Prioritization of Work Plan (Comments on 2022 Plan)

TAC had some lofty goals this year and did a good job on many of them. Keith would like to have a little more focus in 2023 to have more impact. (Reference 2022 Work Plan)

Comments on this year’s work plan

Mark -  The number of items was a little larger than optimal. Some were overlapping. Personally, he didn’t have a lot of time. The amount of time we have collectively to dedicate to things is shrinking.

Joann - Still trying to figure it all out. Seems like a good approach to focus on a few items.

David - TAC work plan is reviewed by CTAB. It’s valuable to have all things of genuine interest/passion on the work plan. Some you may have to differ action on, but it’s important to have them on the plan. 
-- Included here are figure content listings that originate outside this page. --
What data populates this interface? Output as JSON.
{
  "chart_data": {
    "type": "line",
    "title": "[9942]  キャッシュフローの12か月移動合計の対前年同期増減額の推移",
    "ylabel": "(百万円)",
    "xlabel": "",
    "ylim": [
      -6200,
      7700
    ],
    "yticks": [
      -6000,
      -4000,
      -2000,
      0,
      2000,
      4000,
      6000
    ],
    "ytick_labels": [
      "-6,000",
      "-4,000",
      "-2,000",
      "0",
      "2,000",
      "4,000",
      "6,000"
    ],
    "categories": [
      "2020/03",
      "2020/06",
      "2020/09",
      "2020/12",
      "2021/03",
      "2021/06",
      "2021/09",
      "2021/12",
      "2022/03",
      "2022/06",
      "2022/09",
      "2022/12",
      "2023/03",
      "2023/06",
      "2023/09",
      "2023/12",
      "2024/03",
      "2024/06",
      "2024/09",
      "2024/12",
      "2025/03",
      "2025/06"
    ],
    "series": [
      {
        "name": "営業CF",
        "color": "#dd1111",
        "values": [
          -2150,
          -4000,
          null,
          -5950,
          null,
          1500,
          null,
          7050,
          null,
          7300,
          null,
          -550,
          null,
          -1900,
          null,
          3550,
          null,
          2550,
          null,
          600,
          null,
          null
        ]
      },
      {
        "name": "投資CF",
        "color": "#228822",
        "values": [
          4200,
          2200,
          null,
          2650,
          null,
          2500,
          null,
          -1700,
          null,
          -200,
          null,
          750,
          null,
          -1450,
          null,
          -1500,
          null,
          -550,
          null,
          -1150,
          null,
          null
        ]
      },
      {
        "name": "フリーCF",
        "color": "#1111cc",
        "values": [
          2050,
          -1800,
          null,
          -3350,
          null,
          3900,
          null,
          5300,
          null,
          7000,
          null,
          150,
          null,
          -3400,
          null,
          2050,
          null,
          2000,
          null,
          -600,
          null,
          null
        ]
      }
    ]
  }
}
Steve P. - We were a little aspirational. As we were forming the plan last year, we thought a few items would progress faster than they did. 

Judith - Work items fall into two camps: 1) current status quo and 2) future looking. We did give a lot of attention to the future items (wallets & browsers). I think we prioritized correctly. 

Heather - To Do lists are hierarchical based on deadlines and resources. She doesn’t feel qualified to comment on the operational tasks.

Matthew - I tend to be overly ambitious. I tend to prefer to shoot for the moon and temper my expectations as time moves on. When you start figuring out what to do, you don’t know how big the item is. My tendency is to rescope as needed. If InCommon doesn’t mind that approach, then cool. They may prefer a more conservative approach.

Kevin (uses work plan a lot when speaking to external audiences) - If we measure it in terms of steps, it was a half-step aggressive. There’s something to be said for an inventory of items that matter and actions taken against the inventory that matter. There’s a lot of information in the TAC work plan that guides other entities and bodies. I would advise bodies like this to do one less thing instead of one more thing. It would be better to do 4 items thoroughly than attempt 5. 

Steve Z. - When I look at TAC’s work plan compared to CACTI and Steering minutes, what strikes me is that the level of complexity and connectedness has increased exponentially over the last four years. It’s hard to know if you have overshot until you know what others have planned. Coordination is difficult. There are more interdependencies. It’s hard to tease apart these items. All the easy stuff is done.

Albert - TAC has always relied on the community to do the work. We’ve had less of that this year (e.g. spinning up working groups, etc.). We have far fewer volunteers (Steve). This might be an opportunity to look for more cross-collaboration with other groups.

Keith got the general sense that people felt that the work plan was manageable but needed more prioritization.

Top Three Priorities for 2023

(Reference InCommon TAC 2023 Work Plan Items)

Keith

Make federation more valuable (theme for 2023)

1. Wallets 
2. Browser changes (what role InCommon can play)
3. Continued work on deployment profile adoption

Heather

Make federations work for today and tomorrow

1. Browser changes
2. Wallets

Judith

Looking at work for current deployment and steering them to move forward

1. Wallets (threat)
2. Browser changes ( a way forward)
3. Subject identifiers

[Steve Z. - prioritizing vs. sequencing; Some items are interdependent on others; For example, browser is a predecessor task that may resolve others. What the order of things should be comes from TAC rather than his team deciding. Our response time is 18 months.]

[Albert - Each work item needs to be categorized along the spectrum (e.g. creating subject identifiers is different than deploying them across the federation.]

Steve P.

Thinking about the tactical; tasks/items achievable in 12 months

1. Entity Categories
2. Subject Identifier
3. Deployment Profile 

*High-level of HECVAT work expected this year.

David B. 

Don’t think we’re going to steer what browser owners are going to do. 

1. Browsers - How do we change the way the federation works given the push towards a more consumer-oriented browser environment? 
2. Wallets - In what ways will InCommon need to change to preserve the core values of InCommon in a world where people want to use wallets?

[Smaller institutions with small IAM teams need help from InCommon to determine the easiest way to incorporate new services as an IDP operator.]

Joanne

We should have a list of items that we tackle this year and say done. And we need another list of other items that we’re monitoring. (e.g. I can’t see us spending the whole year talking about wallets.)

[Steve Z. - What is the end game you’re looking for in the discussion about wallets? Mark - What are some use cases, so we can look at a plan for implementation? Immediate needs for me that would resonate with a CISO or a registrar. Wallets are the solution to an existing problem.]

Mark

1. Browsers - The window for us to influence API browser specs is very short.
2. Deployment Profile
3. The Middlethings discussion (practical guidelines for operators) 

Matthew 

1. Browsers 
2. Deployment Profile - need consensus from identity and service providers on data requested and released
3. Federation Testing - potentially very hard; there are parts of it we can do to at least check certain kinds of compliance items.